Other Parts Discussed in Post: DRV411

Often in high-power motor drives or industrial controllers, designers use closed-loop current sensors when their application requires a highly accurate representation of either AC or DC current. Also used in energy and hybrid electric vehicle (HEV) applications, a closed-loop current sensor can utilize a special sensor signal conditioning chip like the DRV411 that includes a Hall effect device as the feedback element.

In a recent user guide on a TI Design reference design (TIPD180), I explained how the circuit works when using a 5V supply and a fixed 2.5V reference. After publishing that design, I was asked, “How would the circuit work if the reference was fixed at 1.65V from an external source such as my analog-to-digital converter [ADC]?” Good question! Let’s work through the answer.

The drive stage of the DRV411, which provides current to the compensation coil, has a common-mode voltage that is fixed at VDD/2. When the supply rail is 5V, the drive-stage output has a common-mode level of 2.5V. The difference amplifier output stage of the DRV411, which provides the output voltage of the sensor module, uses the REFIN pin to set its common-mode output level. When the REFIN pin voltage is not equal to the internal VCM of the drive stage, current can flow through the series resistors in the difference amplifier, causing an offset error in the sensor module.

Figure 1: Uncommon VREF and VCM

Figure 1 provides an example where the DRV411 device is powered from a (max) 5.5V source; the reference is driven from an external ADC at 1.65V. The difference in voltage between the coil driver VCM and the reference is 2.75V – 1.65V = 1.10V. This voltage difference causes ~22µA of current to flow through the series resistors internal to the DRV411. Current also flows through the coil and shunt resistor, causing VOUT to be closer to 1.6513V.

When VOUT is fed into the external ADC for digitizing with its reference fixed at the original 1.6500V level, the primary current looks like it has a 1.34mV offset.

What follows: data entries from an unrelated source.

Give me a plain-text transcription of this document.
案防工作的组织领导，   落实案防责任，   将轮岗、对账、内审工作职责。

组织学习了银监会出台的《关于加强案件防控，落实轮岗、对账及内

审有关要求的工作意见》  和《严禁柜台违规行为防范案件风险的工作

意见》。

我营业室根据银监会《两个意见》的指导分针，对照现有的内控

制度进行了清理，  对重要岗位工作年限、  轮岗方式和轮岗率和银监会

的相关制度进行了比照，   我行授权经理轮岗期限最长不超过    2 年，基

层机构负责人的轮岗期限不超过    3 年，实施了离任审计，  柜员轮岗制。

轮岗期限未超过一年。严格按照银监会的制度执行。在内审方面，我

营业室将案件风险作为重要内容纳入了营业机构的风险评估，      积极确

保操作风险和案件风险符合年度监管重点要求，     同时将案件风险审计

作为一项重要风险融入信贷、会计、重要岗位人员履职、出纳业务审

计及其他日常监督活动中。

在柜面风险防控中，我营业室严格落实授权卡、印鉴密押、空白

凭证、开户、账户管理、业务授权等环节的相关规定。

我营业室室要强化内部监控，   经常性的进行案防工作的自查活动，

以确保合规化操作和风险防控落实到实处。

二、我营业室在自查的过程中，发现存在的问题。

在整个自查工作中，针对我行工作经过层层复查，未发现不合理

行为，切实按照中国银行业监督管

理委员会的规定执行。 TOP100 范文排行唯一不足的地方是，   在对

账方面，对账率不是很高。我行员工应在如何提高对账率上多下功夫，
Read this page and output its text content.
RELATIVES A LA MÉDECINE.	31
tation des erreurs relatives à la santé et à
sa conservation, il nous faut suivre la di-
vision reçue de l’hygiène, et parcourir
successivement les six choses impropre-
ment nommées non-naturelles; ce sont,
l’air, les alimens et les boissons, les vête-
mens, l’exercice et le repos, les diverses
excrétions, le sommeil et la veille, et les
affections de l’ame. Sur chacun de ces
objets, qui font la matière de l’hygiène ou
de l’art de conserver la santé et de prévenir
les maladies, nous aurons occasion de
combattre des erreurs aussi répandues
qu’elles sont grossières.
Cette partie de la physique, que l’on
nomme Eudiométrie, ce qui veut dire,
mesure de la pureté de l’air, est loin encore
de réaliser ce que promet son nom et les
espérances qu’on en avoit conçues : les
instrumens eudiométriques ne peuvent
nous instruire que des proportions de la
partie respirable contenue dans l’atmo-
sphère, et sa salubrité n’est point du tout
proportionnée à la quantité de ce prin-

Considering the 1,000 turns on the compensation coil, the 10Ω shunt resistor and the gain of four in the difference amplifier, 1.34mV of offset in VOUT is equal to about 33mA of primary current.

The TIPD180 was set up as a +/-50A sensor. Having a reference voltage lower than 2.5V will result in the sensor being able to go higher on the positive current measurements, but it will run out of headroom on the negative current measurements at around 40A.